Unfolding a New Map of AMD

Roughly 18 million Americans are living with age-related macular degeneration (AMD), the most common cause of irreversible vision loss in the U.S. Unfortunately, for too many patients, the handful of available therapies are not effective.

AMD is, at least in part, driven by genetics. People can inherit genetic mutations that increase their risk of AMD. Yet for reasons science has yet to describe, not everyone who inherits a mutation—or risk allele—goes on to develop AMD. The key to solving this mystery is mapping the mechanism by which AMD risk alleles cause disease.

Kellogg physician-scientist and vitreoretinal surgeon Rajesh Rao, M.D., believes that map goes through unexpected and largely uncharted territory. Research to Prevent Blindness has awarded Dr. Rao a Catalyst Award for Innovative Research Approaches for AMD to explore it.

“Most genetic research looks for defects in the coding part of a gene’s DNA—the area containing instructions that turn DNA into protein,” explains Dr. Rao. “But mutations can also occur in non-coding part of a gene— the DNA tasked with regulatory housework.”

Dr. Rao is zeroing in on the non-coding genetic variant rs11200638, which, through mechanisms he hopes to help explain, is associated with a tenfold increase in a person’s risk of developing AMD.

“It’s the location of non-coding variants like rs11200638 that has thrown researchers off their trail,” he says. “rs11200638 is located in a non-coding, regulatory region known as a promoter. Classically, it is thought that variants in promoter regions influence their closest neighbor genes. But variants in promoters—and promoters themselves—are known to regulate genes thousands or millions of DNA bases away.”

“That leads us to hypothesize that rs11200638 could be regulating distant genes in AMD,” he continues. Located in the promoter of the gene HTRA1, rs11200638 can regulate previously unknown genes far away from its location, interacting with them through the phenomenon of genome folding.

“The body has trillions of cells and each contains perhaps six feet of DNA,” he explains. “The only way to contain all of that is to fold the strands of DNA. When picturing the genome folded, one can imagine how variants like rs11200638 might ‘contact’ faraway genes when folded in 3D space.”

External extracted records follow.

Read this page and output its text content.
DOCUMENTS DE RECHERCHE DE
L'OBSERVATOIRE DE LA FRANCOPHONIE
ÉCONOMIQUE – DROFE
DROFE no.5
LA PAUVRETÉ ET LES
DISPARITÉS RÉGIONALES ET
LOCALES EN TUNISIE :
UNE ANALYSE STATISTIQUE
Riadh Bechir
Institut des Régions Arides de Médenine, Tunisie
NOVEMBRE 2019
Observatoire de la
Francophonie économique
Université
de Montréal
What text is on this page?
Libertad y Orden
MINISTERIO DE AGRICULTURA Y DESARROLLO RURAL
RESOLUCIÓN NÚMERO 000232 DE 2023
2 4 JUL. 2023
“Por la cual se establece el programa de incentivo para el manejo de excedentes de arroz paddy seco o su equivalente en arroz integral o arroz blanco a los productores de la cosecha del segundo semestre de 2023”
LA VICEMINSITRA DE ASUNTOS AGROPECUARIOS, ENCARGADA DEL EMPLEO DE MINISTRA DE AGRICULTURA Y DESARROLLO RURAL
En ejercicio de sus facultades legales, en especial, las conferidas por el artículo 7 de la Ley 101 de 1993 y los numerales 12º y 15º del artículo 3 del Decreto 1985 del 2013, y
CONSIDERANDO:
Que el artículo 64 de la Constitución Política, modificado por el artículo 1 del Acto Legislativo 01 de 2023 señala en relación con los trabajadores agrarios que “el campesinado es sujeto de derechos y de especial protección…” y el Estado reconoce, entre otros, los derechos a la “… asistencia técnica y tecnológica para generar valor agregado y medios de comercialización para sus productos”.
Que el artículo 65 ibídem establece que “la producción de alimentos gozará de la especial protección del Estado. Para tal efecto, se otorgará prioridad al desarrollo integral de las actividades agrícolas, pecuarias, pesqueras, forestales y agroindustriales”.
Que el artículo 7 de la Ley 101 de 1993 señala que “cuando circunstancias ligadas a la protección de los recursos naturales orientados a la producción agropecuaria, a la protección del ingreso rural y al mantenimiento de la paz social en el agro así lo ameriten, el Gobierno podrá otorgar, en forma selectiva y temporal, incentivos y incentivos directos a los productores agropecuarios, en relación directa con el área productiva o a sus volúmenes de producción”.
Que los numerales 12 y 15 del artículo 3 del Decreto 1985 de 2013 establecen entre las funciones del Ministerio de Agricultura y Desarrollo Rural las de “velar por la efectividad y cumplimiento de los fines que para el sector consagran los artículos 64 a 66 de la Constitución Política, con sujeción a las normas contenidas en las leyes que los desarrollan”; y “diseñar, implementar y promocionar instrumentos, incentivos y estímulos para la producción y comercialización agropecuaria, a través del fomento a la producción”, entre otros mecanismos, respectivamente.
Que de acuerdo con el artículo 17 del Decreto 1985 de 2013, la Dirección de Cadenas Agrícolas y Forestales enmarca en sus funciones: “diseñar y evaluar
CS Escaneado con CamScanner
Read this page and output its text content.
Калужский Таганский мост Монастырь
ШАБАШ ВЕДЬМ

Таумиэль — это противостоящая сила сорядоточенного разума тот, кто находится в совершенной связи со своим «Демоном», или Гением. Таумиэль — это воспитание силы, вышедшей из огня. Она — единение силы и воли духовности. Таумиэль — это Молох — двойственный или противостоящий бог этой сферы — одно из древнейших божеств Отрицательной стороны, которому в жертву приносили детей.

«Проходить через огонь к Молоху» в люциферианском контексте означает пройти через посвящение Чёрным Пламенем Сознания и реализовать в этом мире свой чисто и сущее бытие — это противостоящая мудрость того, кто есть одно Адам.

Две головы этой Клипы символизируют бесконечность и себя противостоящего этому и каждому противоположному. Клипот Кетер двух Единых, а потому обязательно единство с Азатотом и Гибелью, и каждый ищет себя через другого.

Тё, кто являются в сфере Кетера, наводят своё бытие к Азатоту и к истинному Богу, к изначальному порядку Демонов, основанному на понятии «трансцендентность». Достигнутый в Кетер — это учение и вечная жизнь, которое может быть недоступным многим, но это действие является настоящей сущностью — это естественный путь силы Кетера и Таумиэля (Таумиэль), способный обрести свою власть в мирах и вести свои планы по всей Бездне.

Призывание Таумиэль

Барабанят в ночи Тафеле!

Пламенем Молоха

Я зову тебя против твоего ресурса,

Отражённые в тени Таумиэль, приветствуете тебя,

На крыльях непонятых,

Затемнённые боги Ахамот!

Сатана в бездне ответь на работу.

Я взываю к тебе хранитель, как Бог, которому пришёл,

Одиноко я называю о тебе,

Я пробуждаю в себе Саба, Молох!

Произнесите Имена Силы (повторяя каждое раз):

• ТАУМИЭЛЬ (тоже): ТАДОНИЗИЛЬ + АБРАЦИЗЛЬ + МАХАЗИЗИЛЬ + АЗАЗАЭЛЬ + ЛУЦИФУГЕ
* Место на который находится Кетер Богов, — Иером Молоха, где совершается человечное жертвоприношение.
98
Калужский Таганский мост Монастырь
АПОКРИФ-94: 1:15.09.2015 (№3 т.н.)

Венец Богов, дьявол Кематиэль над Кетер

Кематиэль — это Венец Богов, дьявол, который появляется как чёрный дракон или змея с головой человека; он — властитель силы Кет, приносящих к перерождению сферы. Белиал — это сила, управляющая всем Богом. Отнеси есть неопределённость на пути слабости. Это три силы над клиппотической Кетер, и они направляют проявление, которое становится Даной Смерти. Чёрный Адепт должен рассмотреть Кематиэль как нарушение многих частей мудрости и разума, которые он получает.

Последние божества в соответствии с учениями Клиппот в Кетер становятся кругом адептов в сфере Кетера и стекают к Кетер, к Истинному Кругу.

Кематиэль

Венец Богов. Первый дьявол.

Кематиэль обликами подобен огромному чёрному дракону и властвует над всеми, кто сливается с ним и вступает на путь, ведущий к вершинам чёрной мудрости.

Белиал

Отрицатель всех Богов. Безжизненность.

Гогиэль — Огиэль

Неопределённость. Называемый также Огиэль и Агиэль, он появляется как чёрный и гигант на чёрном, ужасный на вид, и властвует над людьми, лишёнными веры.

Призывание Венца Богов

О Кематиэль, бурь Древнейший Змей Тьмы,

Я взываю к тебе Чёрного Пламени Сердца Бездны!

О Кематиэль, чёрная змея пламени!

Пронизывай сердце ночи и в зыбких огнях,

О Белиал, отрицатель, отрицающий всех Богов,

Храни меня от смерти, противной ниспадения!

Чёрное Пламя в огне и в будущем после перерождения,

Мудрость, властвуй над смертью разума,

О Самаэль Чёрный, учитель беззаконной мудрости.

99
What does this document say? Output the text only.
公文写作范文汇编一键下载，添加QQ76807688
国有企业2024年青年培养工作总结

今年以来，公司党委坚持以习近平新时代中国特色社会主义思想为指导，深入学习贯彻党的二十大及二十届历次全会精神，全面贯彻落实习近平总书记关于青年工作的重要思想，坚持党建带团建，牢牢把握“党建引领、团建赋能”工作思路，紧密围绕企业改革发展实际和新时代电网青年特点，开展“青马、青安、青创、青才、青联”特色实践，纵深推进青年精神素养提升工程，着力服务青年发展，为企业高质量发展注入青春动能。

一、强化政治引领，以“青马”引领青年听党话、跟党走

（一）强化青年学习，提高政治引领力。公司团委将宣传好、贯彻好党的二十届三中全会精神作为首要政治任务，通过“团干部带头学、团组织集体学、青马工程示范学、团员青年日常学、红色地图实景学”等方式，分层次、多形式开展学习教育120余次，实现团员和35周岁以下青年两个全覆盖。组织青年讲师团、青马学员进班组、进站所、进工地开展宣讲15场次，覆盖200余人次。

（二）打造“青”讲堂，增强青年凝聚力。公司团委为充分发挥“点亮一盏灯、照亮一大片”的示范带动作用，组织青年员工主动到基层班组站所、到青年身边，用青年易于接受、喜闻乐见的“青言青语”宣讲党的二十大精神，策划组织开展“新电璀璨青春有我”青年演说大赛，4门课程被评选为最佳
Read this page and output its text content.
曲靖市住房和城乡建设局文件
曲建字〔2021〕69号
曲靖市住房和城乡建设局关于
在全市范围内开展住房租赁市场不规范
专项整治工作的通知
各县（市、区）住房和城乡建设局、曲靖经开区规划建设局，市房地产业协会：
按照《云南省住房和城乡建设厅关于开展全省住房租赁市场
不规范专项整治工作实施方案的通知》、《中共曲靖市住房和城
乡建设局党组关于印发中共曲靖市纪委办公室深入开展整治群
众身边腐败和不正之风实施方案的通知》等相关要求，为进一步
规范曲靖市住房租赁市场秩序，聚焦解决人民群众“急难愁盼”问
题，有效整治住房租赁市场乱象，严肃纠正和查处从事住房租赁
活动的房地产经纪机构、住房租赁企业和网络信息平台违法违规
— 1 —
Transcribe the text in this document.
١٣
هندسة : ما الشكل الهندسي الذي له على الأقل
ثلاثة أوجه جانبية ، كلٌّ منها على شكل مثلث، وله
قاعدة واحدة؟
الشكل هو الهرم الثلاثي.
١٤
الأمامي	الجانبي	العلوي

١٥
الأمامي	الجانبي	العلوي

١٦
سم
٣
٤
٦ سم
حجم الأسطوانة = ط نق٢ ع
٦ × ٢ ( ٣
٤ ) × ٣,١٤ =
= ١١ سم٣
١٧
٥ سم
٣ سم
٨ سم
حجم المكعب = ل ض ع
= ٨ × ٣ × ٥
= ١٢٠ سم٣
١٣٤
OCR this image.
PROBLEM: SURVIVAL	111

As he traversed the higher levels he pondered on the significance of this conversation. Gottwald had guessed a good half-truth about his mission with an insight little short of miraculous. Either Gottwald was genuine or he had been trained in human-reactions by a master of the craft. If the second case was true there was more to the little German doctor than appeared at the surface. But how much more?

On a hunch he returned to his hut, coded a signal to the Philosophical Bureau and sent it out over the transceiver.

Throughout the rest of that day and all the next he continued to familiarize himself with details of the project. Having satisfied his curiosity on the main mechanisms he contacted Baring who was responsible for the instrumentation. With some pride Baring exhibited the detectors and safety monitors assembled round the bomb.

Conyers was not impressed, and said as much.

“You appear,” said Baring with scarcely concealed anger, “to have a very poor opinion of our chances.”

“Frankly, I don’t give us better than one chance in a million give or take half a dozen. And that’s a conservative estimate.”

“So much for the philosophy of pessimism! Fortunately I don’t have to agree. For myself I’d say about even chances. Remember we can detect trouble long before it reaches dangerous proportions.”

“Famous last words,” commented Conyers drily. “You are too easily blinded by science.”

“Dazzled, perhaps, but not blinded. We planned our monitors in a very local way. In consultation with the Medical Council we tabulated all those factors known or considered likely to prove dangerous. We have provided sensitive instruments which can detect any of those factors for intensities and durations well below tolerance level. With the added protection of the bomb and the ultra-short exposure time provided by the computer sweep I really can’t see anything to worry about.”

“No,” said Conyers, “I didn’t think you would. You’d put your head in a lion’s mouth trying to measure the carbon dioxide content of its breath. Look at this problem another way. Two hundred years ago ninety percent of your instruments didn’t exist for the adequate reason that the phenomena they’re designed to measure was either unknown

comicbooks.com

Using retinal stem cell organoids, or living models of the retina, derived from patients carrying the high risk rs11200638 allele, Dr. Rao will attempt to correct the mutation, altering it to resemble the corresponding low risk allele common in people without AMD. Then, he will use 3D genome mapping tools such as MicroCapture C technology to see if long range contacts across the genome differ in retinal organoids derived from patients with the high risk rs11200638 variant compared to those of organoids in which the high-risk allele has been corrected to the low-risk allele, using gene editing techniques such as CRISPR-Cas9.

“This is one of the first studies, if not the first, to explore 3D genome folding as an AMD risk factor,” says Dr. Rao. “We hope it will help shed more light on the process by which a mutation in a non-coding region contributes to the disease, and ultimately yield new insights with therapeutic applications for AMD.”